Please note this list only includes major penalties issued to tech firms under the GDPR. In recent years, some significant sanctions have also been issued on Big Tech via the bloc’s older ePrivacy Directive, but you won’t find those listed here.

Penalties issued to tech firms under GDPR

1. Meta (Facebook): Fined €1.2 billion (~$1.31 billion) in May 2023 by the Irish Data Protection Commission (DPC) for violating the rules on transferring Facebook users’ personal data out of the European Union.

2. Amazon: Fined €746 million (~$815 million) in July 2021 by Luxembourg’s National Commission for Data Protection (CNPD) following complaints that its use of personal data for ad targeting was not based on consent.

3. Meta (Instagram): Fined €405 million (~$443 million) in September 2021 by Ireland’s DPC for failings in its handling of minors’ data.

4. Meta (Instagram and Facebook): Fined a total of €390 million (~$426 million) in January 2023 by Ireland’s DPC for failing to have a valid legal basis to process user data for ad targeting.

5. ByteDance (TikTok): Fined €345 million (~$377 million) in September 2023 by Ireland’s DPC for failings in its handling of minors’ data.

6. Meta (Facebook and Instagram): Fined €265 million (~$290 million) in November 2022 by Ireland’s DPC for breaches of data protection by default and design after certain platform features, including contact importer and search tools, made the personal data of hundreds of millions of users discoverable to all other users.

7. Meta (WhatsApp): Fined €225 million (~$246 million) in September 2021 by Ireland’s DPC for breaking GDPR transparency obligations and failing to make it clear to users how it processes their data.

8. Alphabet/Google (Android): Fined €50 million (~$55 million) in January 2019 by France’s National Commission on Informatics and Liberty (CNIL) for transparency and consent failings related to its Android mobile platform.

9. Meta (Facebook): Fined €17 million (~$18.5 million) in March 2022 by the Irish DPC for a string of security breaches thought to have affected up to 30 million users.

10. ByteDance (TikTok): Fined around €14.8 million at current exchange rates (~$16 million) in April 2023 by the U.K.’s Information Commissioner’s Office (ICO) in another case related to minor protection. (Note: Despite the U.K. no longer being in the EU, its data protection rules are still based on the GDPR.)

Not strictly Big Tech but worth a mention

Adtech giant Criteo was issued with a preliminary fine of €60 million (~$65 million) in August 2022 by France’s CNIL for a range of GDPR breaches.
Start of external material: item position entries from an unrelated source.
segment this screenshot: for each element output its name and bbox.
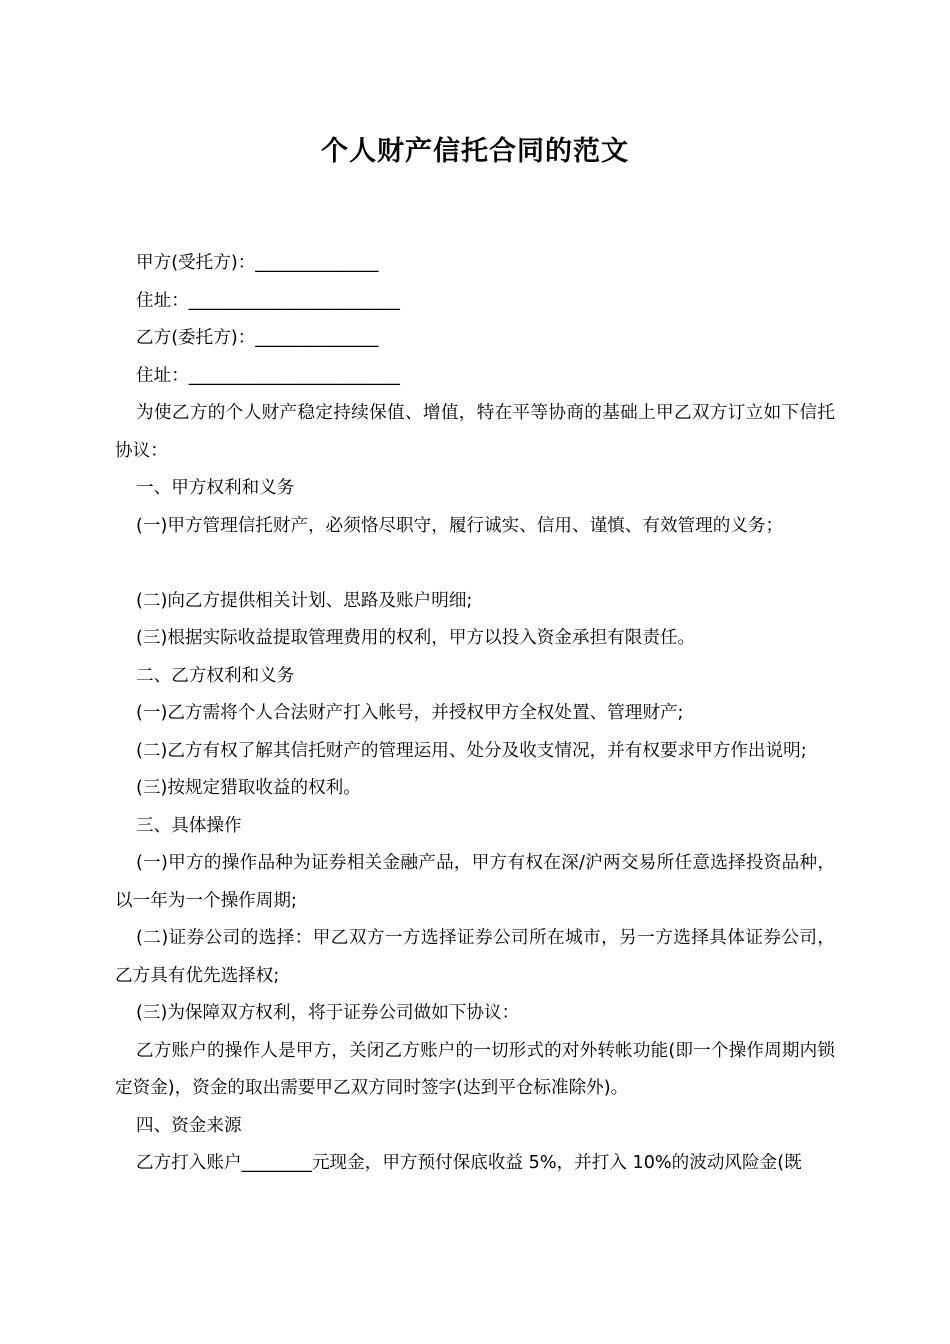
party-a-address-line: 住址：________________________ [136,290,400,311]
section-3-item-1: (一)甲方的操作品种为证券相关金融产品，甲方有权在深/沪两交易所任意选择投资品种，以一年为一个操作周期; [115,853,835,911]
section-3-item-3: (三)为保障双方权利，将于证券公司做如下协议： [136,1003,520,1023]
section-2-item-3: (三)按规定猎取收益的权利。 [136,778,361,798]
document-body [115,245,835,1183]
party-b-address-line: 住址：________________________ [136,365,400,386]
section-2-item-2: (二)乙方有权了解其信托财产的管理运用、处分及收支情况，并有权要求甲方作出说明; [136,740,807,761]
section-1-item-1: (一)甲方管理信托财产，必须恪尽职守，履行诚实、信用、谨慎、有效管理的义务； [136,515,784,536]
section-1-item-3: (三)根据实际收益提取管理费用的权利，甲方以投入资金承担有限责任。 [136,628,696,648]
section-1-item-2: (二)向乙方提供相关计划、思路及账户明细; [136,590,473,611]
preamble-paragraph: 为使乙方的个人财产稳定持续保值、增值，特在平等协商的基础上甲乙双方订立如下信托协议： [115,403,835,461]
party-b-line: 乙方(委托方)：______________ [136,328,379,348]
section-1-heading: 一、甲方权利和义务 [136,478,295,498]
section-3-heading: 三、具体操作 [136,815,242,836]
party-a-line: 甲方(受托方)：______________ [136,253,379,273]
blank-line [115,545,835,583]
section-4-heading: 四、资金来源 [136,1115,242,1136]
section-3-agreement-paragraph: 乙方账户的操作人是甲方，关闭乙方账户的一切形式的对外转帐功能(即一个操作周期内锁定资金)，资金的取出需要甲乙双方同时签字(达到平仓标准除外)。 [115,1040,835,1098]
document-title: 个人财产信托合同的范文 [321,136,629,167]
section-2-item-1: (一)乙方需将个人合法财产打入帐号，并授权甲方全权处置、管理财产; [136,703,684,723]
section-2-heading: 二、乙方权利和义务 [136,665,295,686]
section-3-item-2: (二)证券公司的选择：甲乙双方一方选择证券公司所在城市，另一方选择具体证券公司，乙方具有优先选择权; [115,928,835,986]
section-4-paragraph: 乙方打入账户________元现金，甲方预付保底收益 5%，并打入 10%的波动风险金(既 [136,1153,802,1173]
But in June 2023, the level of penalty was reduced to €40 million (~$44 million) after the adtech giant made representations. The enforcement followed complaints that Criteo did not have users’ consent for tracking and profiling them for ad targeting.

Another bonus mention: U.S.-based AI startup Clearview AI was fined the maximum possible (€20 million or around $22 million, based on its revenue) a full three times in 2022 by data protection authorities in Italy, Greece and France. The sanctions were for unlawful data processing as a result of its tactic of scraping selfies off the internet to train a facial-recognition ID-matching AI tool. In the same year, the U.K.’s ICO also hit it with a smaller sanction for GDPR breaches, so the controversial startup’s activities have drawn a lot of enforcement.